The thing is rookie center Bassey and second-year post player Reed played just one minute. But Milton and Korkmaz took advantage of Embiid missing the game with back tightness and Harden having the night off for left-hamstring injury recovery.
Korkmaz shot 7-for-12 while Milton made 9 of 18 shots to go with six assists and five rebounds.
Former Sixer Jimmy Butler finished with 27 points.
The Sixers avoided their second straight loss and third in their last five by playing great team ball. They led 101-99 on Korkmaz’s three-pointer with 4 minutes, 13 seconds left. Then Harris’ six-foot jumper on the next possession game the Sixers a four-point cushion.
Shortly afterward, Maxey took the game over with a personal 9-0 run.
The Sixers led 106-101 after Maxey’s three-point play with 2:18 left. And Maxey’s three with 1:33 left put the Sixers up eight. He responded with another three-pointer to make it an 11-point game. Maxey also had a key block on Caleb Martin’s layup attempt with 21 seconds remaining.
Rivers paired normal starters Matisse Thybulle, Harris, and Maxey with undersized center Paul Millsap and power forward Georges Niang.
This marked Millsap’s first appearance since playing nine minutes in a reserve role in a 99-82 road loss to the Heat on March 5. Meanwhile, this was Niang’s seventh start of the season.

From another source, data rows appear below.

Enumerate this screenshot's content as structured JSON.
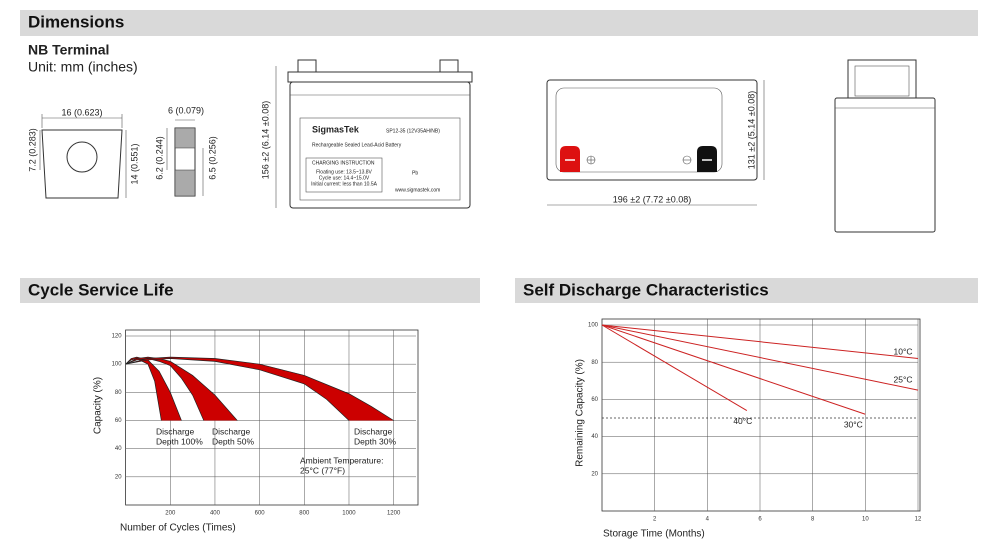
{
  "sections": {
    "dimensions": "Dimensions",
    "cycle_life": "Cycle Service Life",
    "self_discharge": "Self Discharge Characteristics"
  },
  "terminal": {
    "title": "NB Terminal",
    "unit": "Unit: mm (inches)",
    "width": "16 (0.623)",
    "height_left": "7.2 (0.283)",
    "height_right": "14 (0.551)",
    "thickness": "6 (0.079)",
    "hole_offset": "6.2 (0.244)",
    "hole_height": "6.5 (0.256)"
  },
  "battery": {
    "height": "156 ±2 (6.14 ±0.08)",
    "length": "196 ±2 (7.72 ±0.08)",
    "width": "131 ±2 (5.14 ±0.08)",
    "brand": "SigmasTek",
    "model": "SP12-35 (12V35AH/NB)",
    "description": "Rechargeable Sealed Lead-Acid Battery",
    "charging_title": "CHARGING INSTRUCTION",
    "charging_lines": [
      "Floating use: 13.5~13.8V",
      "Cycle use: 14.4~15.0V",
      "Initial current: less than 10.5A"
    ],
    "website": "www.sigmastek.com",
    "symbol": "Pb"
  },
  "cycle_chart": {
    "type": "band",
    "xlabel": "Number of Cycles (Times)",
    "ylabel": "Capacity (%)",
    "xlim": [
      0,
      1300
    ],
    "ylim": [
      0,
      120
    ],
    "xticks": [
      200,
      400,
      600,
      800,
      1000,
      1200
    ],
    "yticks": [
      20,
      40,
      60,
      80,
      100,
      120
    ],
    "grid": true,
    "color": "#cc0000",
    "bands": [
      {
        "label": [
          "Discharge",
          "Depth 100%"
        ],
        "upper": {
          "x": [
            0,
            25,
            50,
            100,
            150,
            200,
            250
          ],
          "values": [
            100,
            104,
            105,
            103,
            95,
            80,
            60
          ]
        },
        "lower": {
          "x": [
            0,
            25,
            50,
            100,
            130,
            160
          ],
          "values": [
            100,
            103,
            104,
            100,
            88,
            60
          ]
        }
      },
      {
        "label": [
          "Discharge",
          "Depth 50%"
        ],
        "upper": {
          "x": [
            0,
            50,
            100,
            150,
            200,
            300,
            400,
            500
          ],
          "values": [
            100,
            104,
            105,
            104,
            102,
            92,
            78,
            60
          ]
        },
        "lower": {
          "x": [
            0,
            50,
            100,
            150,
            200,
            250,
            300,
            350
          ],
          "values": [
            100,
            103,
            104,
            102,
            99,
            90,
            78,
            60
          ]
        }
      },
      {
        "label": [
          "Discharge",
          "Depth 30%"
        ],
        "upper": {
          "x": [
            0,
            100,
            200,
            400,
            600,
            800,
            1000,
            1100,
            1200
          ],
          "values": [
            100,
            104,
            105,
            104,
            100,
            92,
            79,
            70,
            60
          ]
        },
        "lower": {
          "x": [
            0,
            100,
            200,
            400,
            600,
            800,
            900,
            1000
          ],
          "values": [
            100,
            103,
            104,
            102,
            96,
            86,
            75,
            60
          ]
        }
      }
    ],
    "annotation": [
      "Ambient Temperature:",
      "25°C (77°F)"
    ]
  },
  "discharge_chart": {
    "type": "line",
    "xlabel": "Storage Time (Months)",
    "ylabel": "Remaining Capacity (%)",
    "xlim": [
      0,
      12
    ],
    "ylim": [
      0,
      100
    ],
    "xticks": [
      2,
      4,
      6,
      8,
      10,
      12
    ],
    "yticks": [
      20,
      40,
      60,
      80,
      100
    ],
    "grid": true,
    "reference_line": 50,
    "series": [
      {
        "name": "10°C",
        "color": "#cc2222",
        "x": [
          0,
          12
        ],
        "values": [
          100,
          82
        ]
      },
      {
        "name": "25°C",
        "color": "#cc2222",
        "x": [
          0,
          12
        ],
        "values": [
          100,
          65
        ]
      },
      {
        "name": "30°C",
        "color": "#cc2222",
        "x": [
          0,
          10
        ],
        "values": [
          100,
          52
        ]
      },
      {
        "name": "40°C",
        "color": "#cc2222",
        "x": [
          0,
          5.5
        ],
        "values": [
          100,
          54
        ]
      }
    ]
  }
}
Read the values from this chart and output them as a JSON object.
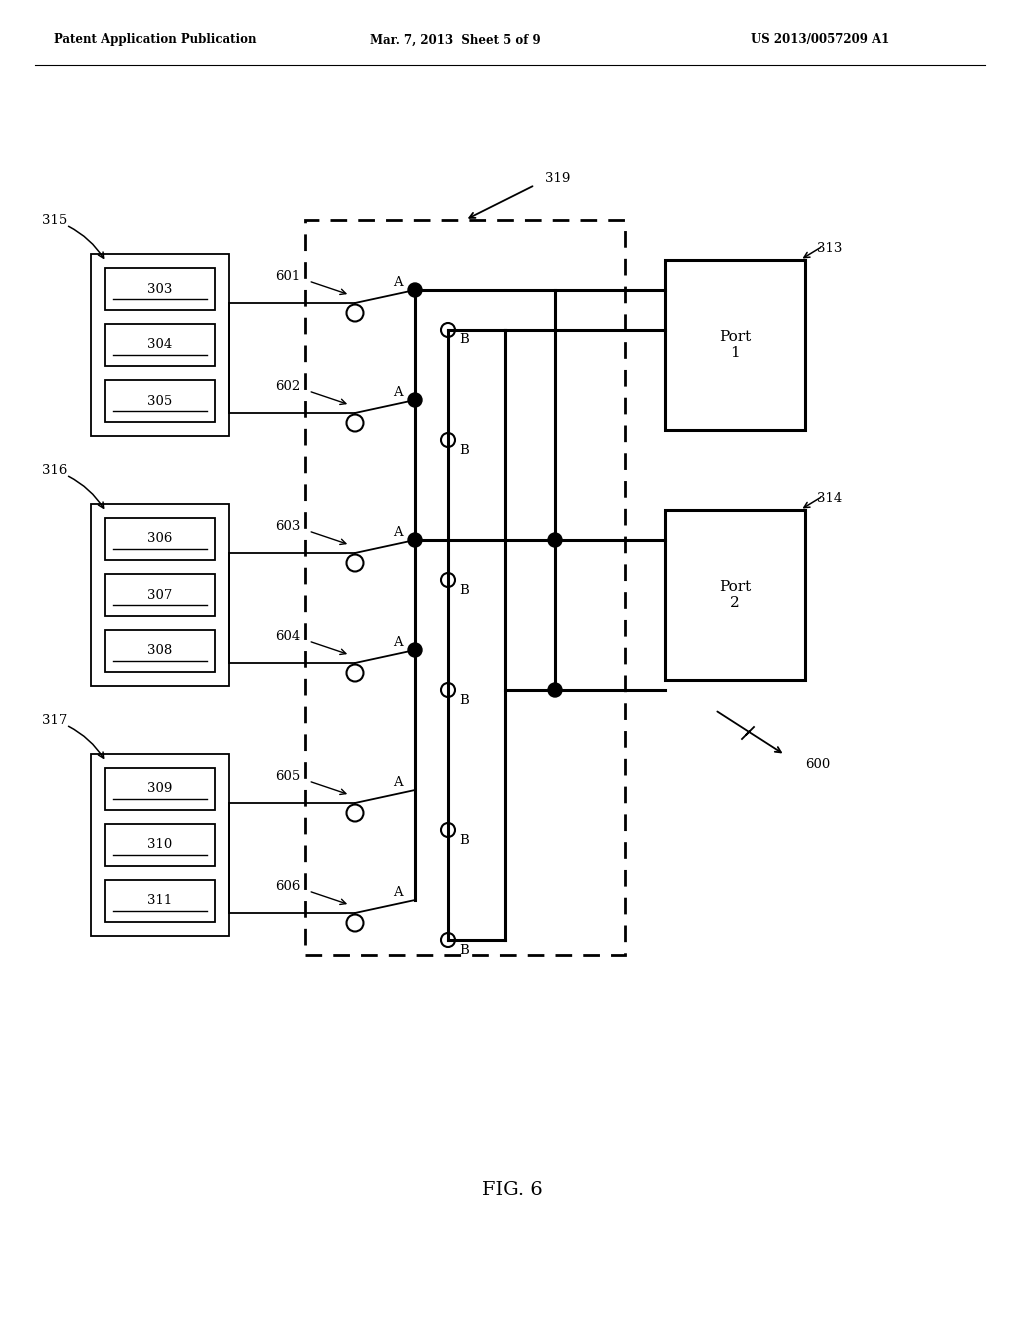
{
  "bg_color": "#ffffff",
  "line_color": "#000000",
  "header_left": "Patent Application Publication",
  "header_mid": "Mar. 7, 2013  Sheet 5 of 9",
  "header_right": "US 2013/0057209 A1",
  "fig_label": "FIG. 6",
  "label_319": "319",
  "label_315": "315",
  "label_316": "316",
  "label_317": "317",
  "label_313": "313",
  "label_314": "314",
  "label_600": "600",
  "boxes_group1": [
    "303",
    "304",
    "305"
  ],
  "boxes_group2": [
    "306",
    "307",
    "308"
  ],
  "boxes_group3": [
    "309",
    "310",
    "311"
  ],
  "switches": [
    "601",
    "602",
    "603",
    "604",
    "605",
    "606"
  ],
  "port_labels": [
    "Port\n1",
    "Port\n2"
  ]
}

The Sixers were overmatched from the start as Miami had a lineup featuring six-time All-Stars Butler and Kyle Lowry and one-time All-Star Bam Adebayo to go with the sharpshooting Duncan Robinson and hard nosed P.J. Tucker.
For Butler, this was just his third game in Philadelphia since being traded to the Heat on July 6, 2019.
The duo’s absence enabled Korkmaz to play his first meaning minutes since March 10. His only other appearance since then was mop-up duty against the Dallas Mavericks on Friday.
Shake’s performance
Milton shot 4-for-15 and had scored a combined 10 points in the last eight games heading into Monday. He didn’t score a point in four of the last five games of that stretch. But he didn’t attempt a shot in the last three games and attempted one shot in each of the previous two games.
But he came back to life on Monday with the extended minutes and went back to a scorer’s role.
He scored seven points on 3-for-5 shooting in the first quarter. He added two more points in the second quarter. Milton struggled a little bit in the third quarter, missing three of four shots. But he got things going early in the fourth quarter for the Sixers, scoring eight points.
A Korkmaz sighting
Meanwhile, Korkmaz looked like he benefited from being out of the rotation. The swingman had 10 points on 4-for-4 shooting, including two threes, to go with three rebounds and two assists in the first half. The fifth-year veteran looks comfortable while doing a solid job of executing the offense.
He missed his first attempt, a corner three-pointer, with 3 minutes, 52 seconds left in the third quarter.